Mas não nos permitamos ficar satisfeitos em nos enganarmos que argumentos desse
tipo nos conduzirão pela estrada do pensamento correto. Se algum dia já houve um
exemplo de desculpa esfarrapada, temo-lo aqui. Ignorância é ignorância; nenhum
direito a acreditar em algo pode ser derivado dela. Em outros assuntos, nenhuma
pessoa sensata se comportaria tão irresponsavelmente ou se contentaria com
fundamentos tão débeis para suas opiniões e para a posição que assume. É apenas nas
coisas mais elevadas e sagradas que se permite fazê-lo. Na realidade, trata-se apenas
de tentativas de fingir para nós mesmos ou para outras pessoas que ainda nos
achamos firmemente ligados à religião, quando há muito tempo já nos apartamos
dela. Quanto a questões de religião, as pessoas são culpadas de toda espécie possível de
desonestidade e mau procedimento intelectual. Os filósofos distendem tanto o sentido
das palavras, que elas mal retêm algo de seu sentido original. Dão o nome de “Deus” a
alguma vaga abstração que criaram para si mesmos e, assim, podem posar perante
todos como deístas, como crentes em Deus, e inclusive gabar-se de terem identificado
um conceito mais elevado e puro de Deus, não obstante significar seu Deus agora nada
mais que uma sombra sem substância, sem nada da vigorosa personalidade das
doutrinas religiosas. Os críticos insistem em descrever como “profundamente
religioso” qualquer um que admita uma sensação da insignificância ou impotência do
homem diante do universo, embora o que constitua a essência da atitude religiosa não
seja essa sensação, mas o passo seguinte, a reação que busca um remédio para ela. O
homem que não vai além, mas humildemente concorda com o pequeno papel que os
seres humanos desempenham no grande mundo, esse homem é, pelo contrário,
irreligioso no sentido mais verdadeiro da palavra.

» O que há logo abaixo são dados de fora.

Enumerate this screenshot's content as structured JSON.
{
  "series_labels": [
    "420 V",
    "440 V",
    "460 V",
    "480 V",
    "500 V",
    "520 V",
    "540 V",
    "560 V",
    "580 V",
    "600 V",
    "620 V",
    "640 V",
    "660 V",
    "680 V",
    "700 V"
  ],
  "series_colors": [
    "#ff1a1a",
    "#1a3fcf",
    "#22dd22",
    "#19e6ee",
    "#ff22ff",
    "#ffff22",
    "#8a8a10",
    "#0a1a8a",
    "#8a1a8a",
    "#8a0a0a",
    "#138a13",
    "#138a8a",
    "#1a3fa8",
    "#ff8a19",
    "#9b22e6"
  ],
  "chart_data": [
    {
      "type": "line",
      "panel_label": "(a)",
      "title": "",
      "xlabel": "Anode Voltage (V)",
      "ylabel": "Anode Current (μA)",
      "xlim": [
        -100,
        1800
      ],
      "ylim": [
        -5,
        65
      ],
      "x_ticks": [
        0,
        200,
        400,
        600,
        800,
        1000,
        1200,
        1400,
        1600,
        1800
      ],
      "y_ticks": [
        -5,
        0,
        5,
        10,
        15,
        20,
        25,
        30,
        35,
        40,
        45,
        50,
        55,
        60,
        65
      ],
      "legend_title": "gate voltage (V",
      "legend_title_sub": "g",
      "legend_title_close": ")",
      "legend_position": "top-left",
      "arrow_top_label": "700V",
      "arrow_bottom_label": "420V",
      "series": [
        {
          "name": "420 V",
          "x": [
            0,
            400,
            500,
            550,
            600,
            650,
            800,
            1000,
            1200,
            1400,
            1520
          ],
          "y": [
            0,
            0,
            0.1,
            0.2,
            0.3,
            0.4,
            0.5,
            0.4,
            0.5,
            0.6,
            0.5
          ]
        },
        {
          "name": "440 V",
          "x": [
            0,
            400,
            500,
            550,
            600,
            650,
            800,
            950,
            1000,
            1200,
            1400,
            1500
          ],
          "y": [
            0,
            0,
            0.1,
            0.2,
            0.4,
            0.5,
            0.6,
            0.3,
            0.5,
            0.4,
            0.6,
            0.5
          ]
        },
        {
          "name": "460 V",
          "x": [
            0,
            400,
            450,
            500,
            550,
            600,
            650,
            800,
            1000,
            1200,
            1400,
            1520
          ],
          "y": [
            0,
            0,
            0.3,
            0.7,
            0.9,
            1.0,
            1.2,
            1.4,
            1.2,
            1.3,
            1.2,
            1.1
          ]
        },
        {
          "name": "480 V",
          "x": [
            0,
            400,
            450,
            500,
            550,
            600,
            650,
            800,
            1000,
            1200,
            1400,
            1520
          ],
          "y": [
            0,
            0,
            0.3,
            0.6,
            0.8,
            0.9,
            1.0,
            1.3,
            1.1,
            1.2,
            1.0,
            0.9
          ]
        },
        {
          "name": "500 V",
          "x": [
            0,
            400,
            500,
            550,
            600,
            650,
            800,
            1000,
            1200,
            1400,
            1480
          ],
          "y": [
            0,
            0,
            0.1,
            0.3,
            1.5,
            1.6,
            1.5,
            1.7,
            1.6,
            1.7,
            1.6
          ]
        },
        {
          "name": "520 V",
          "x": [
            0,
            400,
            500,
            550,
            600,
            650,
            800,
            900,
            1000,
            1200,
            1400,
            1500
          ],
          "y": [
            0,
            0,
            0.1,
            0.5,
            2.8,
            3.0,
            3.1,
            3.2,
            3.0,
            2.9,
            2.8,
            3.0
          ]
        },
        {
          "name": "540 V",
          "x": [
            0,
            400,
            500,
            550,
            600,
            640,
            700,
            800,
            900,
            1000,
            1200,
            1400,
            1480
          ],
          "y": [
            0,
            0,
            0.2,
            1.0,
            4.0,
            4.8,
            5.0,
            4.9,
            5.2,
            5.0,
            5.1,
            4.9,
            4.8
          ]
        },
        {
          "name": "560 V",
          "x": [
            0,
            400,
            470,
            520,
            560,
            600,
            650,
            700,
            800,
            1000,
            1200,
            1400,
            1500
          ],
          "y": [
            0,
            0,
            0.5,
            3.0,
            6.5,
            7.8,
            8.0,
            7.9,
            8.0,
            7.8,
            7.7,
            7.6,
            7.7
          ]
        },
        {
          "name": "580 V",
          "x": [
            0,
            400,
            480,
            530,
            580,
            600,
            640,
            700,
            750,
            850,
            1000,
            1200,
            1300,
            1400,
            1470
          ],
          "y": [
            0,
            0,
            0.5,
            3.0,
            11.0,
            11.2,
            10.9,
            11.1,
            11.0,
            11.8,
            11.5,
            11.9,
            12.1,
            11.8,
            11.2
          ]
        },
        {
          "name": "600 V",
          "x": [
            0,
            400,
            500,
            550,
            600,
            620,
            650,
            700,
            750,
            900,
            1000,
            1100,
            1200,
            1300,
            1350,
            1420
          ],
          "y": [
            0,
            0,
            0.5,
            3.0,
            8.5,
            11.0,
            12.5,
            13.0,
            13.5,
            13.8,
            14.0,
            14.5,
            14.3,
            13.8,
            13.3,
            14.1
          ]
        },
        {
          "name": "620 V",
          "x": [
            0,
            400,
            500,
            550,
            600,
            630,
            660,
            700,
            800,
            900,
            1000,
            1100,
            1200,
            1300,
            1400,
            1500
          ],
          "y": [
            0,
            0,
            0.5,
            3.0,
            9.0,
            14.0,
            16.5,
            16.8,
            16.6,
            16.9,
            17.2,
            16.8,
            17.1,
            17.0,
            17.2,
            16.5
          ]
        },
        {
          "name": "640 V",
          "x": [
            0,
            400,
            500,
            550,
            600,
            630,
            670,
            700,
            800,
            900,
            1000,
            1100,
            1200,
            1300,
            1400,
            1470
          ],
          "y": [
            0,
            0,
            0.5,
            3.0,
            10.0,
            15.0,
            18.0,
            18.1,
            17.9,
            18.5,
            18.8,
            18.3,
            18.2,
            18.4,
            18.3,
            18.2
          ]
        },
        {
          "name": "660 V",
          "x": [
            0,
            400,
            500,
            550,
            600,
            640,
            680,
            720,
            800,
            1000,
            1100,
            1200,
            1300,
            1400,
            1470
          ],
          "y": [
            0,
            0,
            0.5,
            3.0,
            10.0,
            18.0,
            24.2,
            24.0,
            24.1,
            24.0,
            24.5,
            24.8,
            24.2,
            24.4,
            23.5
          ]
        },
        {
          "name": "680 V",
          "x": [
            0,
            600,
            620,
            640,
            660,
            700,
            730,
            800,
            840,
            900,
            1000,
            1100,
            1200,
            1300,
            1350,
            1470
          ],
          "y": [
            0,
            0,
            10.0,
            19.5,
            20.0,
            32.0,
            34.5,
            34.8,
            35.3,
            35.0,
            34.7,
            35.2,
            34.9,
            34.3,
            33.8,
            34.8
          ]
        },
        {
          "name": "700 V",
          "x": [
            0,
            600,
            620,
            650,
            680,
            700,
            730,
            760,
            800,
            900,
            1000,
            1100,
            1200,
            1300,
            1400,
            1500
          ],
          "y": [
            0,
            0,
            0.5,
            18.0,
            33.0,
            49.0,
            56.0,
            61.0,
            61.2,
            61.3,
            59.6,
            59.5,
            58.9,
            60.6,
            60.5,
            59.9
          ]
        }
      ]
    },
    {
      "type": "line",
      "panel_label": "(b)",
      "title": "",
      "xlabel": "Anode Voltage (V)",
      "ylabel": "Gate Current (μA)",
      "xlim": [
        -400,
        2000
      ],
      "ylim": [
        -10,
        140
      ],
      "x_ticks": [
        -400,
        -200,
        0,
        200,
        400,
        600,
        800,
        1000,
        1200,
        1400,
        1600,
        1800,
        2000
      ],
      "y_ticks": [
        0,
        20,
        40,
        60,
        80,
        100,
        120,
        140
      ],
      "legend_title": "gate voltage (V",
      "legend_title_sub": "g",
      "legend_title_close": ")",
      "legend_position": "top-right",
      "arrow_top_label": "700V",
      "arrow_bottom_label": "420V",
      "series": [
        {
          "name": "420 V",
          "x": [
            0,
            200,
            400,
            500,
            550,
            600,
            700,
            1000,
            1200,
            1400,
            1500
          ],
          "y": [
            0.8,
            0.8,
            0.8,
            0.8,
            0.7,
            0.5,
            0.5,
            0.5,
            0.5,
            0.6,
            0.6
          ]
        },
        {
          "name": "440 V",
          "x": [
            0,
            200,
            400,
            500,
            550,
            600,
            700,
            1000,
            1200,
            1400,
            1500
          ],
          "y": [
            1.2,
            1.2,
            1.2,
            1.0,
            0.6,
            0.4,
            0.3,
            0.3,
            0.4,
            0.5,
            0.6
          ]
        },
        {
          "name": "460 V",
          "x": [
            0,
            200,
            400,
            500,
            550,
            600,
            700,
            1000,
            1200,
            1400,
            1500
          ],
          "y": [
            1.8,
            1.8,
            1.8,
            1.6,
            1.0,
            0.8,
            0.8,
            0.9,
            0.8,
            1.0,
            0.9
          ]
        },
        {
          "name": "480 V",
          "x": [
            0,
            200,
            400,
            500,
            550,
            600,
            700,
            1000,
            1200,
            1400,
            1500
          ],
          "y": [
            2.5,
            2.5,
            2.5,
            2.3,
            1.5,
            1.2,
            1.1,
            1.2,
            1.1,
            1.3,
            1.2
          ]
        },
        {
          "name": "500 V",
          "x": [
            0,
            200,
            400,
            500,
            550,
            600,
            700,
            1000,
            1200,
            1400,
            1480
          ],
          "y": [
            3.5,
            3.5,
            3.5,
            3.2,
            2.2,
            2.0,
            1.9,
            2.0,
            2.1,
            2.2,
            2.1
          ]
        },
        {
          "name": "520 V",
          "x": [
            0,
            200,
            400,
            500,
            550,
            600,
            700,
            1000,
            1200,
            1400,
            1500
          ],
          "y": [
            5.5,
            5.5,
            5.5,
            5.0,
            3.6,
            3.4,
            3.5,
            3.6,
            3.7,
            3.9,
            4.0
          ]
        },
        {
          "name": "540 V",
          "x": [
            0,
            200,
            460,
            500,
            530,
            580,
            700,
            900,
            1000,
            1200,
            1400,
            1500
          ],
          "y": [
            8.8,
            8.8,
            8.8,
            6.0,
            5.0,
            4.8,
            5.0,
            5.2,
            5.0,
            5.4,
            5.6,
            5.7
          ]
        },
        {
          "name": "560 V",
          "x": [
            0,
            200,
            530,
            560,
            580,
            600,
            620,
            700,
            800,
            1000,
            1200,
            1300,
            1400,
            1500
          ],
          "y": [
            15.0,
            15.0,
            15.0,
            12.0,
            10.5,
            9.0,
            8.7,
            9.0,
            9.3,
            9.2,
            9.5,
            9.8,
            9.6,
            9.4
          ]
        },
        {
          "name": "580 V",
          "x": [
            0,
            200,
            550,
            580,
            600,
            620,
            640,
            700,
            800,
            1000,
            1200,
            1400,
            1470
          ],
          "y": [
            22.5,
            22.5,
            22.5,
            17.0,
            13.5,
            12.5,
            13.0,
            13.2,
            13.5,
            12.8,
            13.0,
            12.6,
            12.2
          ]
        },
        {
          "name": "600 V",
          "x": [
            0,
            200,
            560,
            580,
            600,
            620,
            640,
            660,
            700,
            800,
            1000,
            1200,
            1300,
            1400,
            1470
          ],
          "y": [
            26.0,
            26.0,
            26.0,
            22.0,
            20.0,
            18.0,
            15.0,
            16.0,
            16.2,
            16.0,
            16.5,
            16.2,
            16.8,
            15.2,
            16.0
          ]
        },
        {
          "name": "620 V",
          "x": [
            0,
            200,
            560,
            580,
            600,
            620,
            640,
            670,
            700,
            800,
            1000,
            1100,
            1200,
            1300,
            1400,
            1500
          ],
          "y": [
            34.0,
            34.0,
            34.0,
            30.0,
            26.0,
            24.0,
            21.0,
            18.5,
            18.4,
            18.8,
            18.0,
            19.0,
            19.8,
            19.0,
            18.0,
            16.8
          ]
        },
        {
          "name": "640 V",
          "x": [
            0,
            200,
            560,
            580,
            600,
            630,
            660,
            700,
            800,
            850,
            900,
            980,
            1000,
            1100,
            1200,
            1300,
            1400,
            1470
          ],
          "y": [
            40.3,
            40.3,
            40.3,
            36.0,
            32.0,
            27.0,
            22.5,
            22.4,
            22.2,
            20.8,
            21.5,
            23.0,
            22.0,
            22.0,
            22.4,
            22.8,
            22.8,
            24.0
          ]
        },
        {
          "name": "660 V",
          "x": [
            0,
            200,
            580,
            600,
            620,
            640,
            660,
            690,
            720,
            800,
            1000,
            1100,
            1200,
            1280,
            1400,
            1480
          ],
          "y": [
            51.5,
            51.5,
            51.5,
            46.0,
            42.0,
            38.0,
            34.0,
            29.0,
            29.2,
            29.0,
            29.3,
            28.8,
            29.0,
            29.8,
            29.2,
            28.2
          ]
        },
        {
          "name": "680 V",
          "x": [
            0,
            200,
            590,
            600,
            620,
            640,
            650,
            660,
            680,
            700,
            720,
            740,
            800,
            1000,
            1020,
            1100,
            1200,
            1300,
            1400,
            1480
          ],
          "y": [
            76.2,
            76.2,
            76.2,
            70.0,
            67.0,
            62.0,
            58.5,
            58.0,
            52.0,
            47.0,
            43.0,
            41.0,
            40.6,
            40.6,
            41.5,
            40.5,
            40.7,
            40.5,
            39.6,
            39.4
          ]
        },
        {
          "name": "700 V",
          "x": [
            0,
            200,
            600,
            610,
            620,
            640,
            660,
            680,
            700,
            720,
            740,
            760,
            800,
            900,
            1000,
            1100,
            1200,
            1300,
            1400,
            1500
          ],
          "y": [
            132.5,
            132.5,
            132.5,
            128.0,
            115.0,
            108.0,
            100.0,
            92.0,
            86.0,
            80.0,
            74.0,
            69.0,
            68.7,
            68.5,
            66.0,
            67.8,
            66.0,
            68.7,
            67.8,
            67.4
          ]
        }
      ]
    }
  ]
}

Avaliar o valor de verdade das doutrinas religiosas não se acha no escopo da presente
investigação. Basta-nos que as tenhamos reconhecido como sendo, em sua natureza
psicológica, ilusões. Contudo, não somos obrigados a ocultar o fato de que essa
descoberta também influencia fortemente nossa atitude para com a questão que a
muitos deve parecer a mais importante de todas. Sabemos aproximadamente em que
períodos, e por que tipo de homens, as doutrinas religiosas foram criadas. Se,
ademais, descobrirmos os motivos que conduziram a isso, nossa atitude para com o
problema da religião experimentará um acentuado deslocamento. Dir-nos-emos que
seria muito bom se existissem um Deus que tivesse criado o mundo, uma Providência
benevolente, uma ordem moral no universo e uma vida posterior; constitui, porém,
fato bastante notável que tudo isso seja exatamente como estamos fadados a desejar
que seja. E seria ainda mais notável se nossos lamentáveis, ignorantes e espezinhados
ancestrais tivessem conseguido solucionar todos esses difíceis enigmas do universo.